Why it matters Being able to generate longer outputs would be particularly useful in certain use cases, such as coding. This is still only available to a limited amount of devs, and not in ChatGPT. However, it'll likely become part of ChatGPT at some point.
4. Grok "secretly" training on your data. There’s a setting on X (previously Twitter) that, by default, gives your consent to use your post and actions on the platform for training Elon's next Grok model. You can opt-out, but only if you’re on the desktop version and the setting is kinda hidden.
The way to opt out is to go to Settings --> Privacy and safety --> Grok --> Toggle off the box labelled "Allow your posts as well as your interactions, inputs, and results with Grok to be used for training and fine-tuning".
Why it matters AI models are only as good as their training data. Consider the “opt-out-of-training”button the new “cancel my subscription” button on the web: you know it exists, but they’ve made it damn hard to find.
5. Reddit wants Microsoft to pay for using their data. Reddit has already struck licensing deals with OpenAI and Google, which allows these companies to scrape and use their content in search results. However, other search engines and AI models have been actively scraping Reddit, acting like all internet content is free to use, including Microsoft, Anthropic and Perplexity.
Why it matters It's not only traditional media publishers that are affected by their content being scraped and used by AI models. New types of publishers, including internet forums like Reddit, are demanding payment for using their content to train AI and blocking web crawlers from the ones they don't have agreement with using robots.txt.
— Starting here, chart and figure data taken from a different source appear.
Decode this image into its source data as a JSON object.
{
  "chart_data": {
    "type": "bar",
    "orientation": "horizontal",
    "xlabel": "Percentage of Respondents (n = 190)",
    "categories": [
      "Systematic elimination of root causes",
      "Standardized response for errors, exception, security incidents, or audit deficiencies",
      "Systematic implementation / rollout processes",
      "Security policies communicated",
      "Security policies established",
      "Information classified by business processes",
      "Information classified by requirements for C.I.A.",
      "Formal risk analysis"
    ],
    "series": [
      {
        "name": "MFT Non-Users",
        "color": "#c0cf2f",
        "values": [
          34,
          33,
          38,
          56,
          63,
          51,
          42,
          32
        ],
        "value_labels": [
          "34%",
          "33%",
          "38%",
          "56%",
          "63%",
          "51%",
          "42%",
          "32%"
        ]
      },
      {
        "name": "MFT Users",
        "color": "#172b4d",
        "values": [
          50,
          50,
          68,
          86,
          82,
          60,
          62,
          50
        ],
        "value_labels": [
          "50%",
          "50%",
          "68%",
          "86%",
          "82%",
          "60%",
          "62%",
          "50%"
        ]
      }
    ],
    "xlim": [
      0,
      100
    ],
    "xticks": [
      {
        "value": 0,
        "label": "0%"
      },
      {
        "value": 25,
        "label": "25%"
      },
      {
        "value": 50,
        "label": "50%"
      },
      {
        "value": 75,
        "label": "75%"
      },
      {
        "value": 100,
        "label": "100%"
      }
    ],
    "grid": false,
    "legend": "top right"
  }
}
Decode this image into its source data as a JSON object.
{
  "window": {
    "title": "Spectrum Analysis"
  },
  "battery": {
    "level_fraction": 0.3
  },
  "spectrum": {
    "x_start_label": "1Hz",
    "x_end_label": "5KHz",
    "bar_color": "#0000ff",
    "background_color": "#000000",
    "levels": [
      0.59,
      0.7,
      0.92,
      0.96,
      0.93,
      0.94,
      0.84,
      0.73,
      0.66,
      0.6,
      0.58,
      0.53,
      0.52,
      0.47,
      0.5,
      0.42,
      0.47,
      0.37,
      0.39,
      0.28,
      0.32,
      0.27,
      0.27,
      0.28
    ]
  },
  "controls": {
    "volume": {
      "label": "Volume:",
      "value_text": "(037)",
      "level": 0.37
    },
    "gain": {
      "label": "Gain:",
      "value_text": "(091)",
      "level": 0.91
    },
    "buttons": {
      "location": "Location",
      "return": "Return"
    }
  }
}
6. A tool to understand how LLMs "guesses the next word". Maxime Labonne built a tool to help you more intuitively understand how an LLM works. You may have heard that LLMs simply "predicts the next word". The tool features sample sentences with a word missing, and you can try adjusting different parameters and see visually how the probabilities and content of that "next word" changes in real-time.
Why it matters AI can feel like magic sometimes, and in a way it kind of is. However, this tool makes the process in which they come up with answers seem a little bit more logical, and like there's math rather than magic behind. Play around with the sliders and see how things change.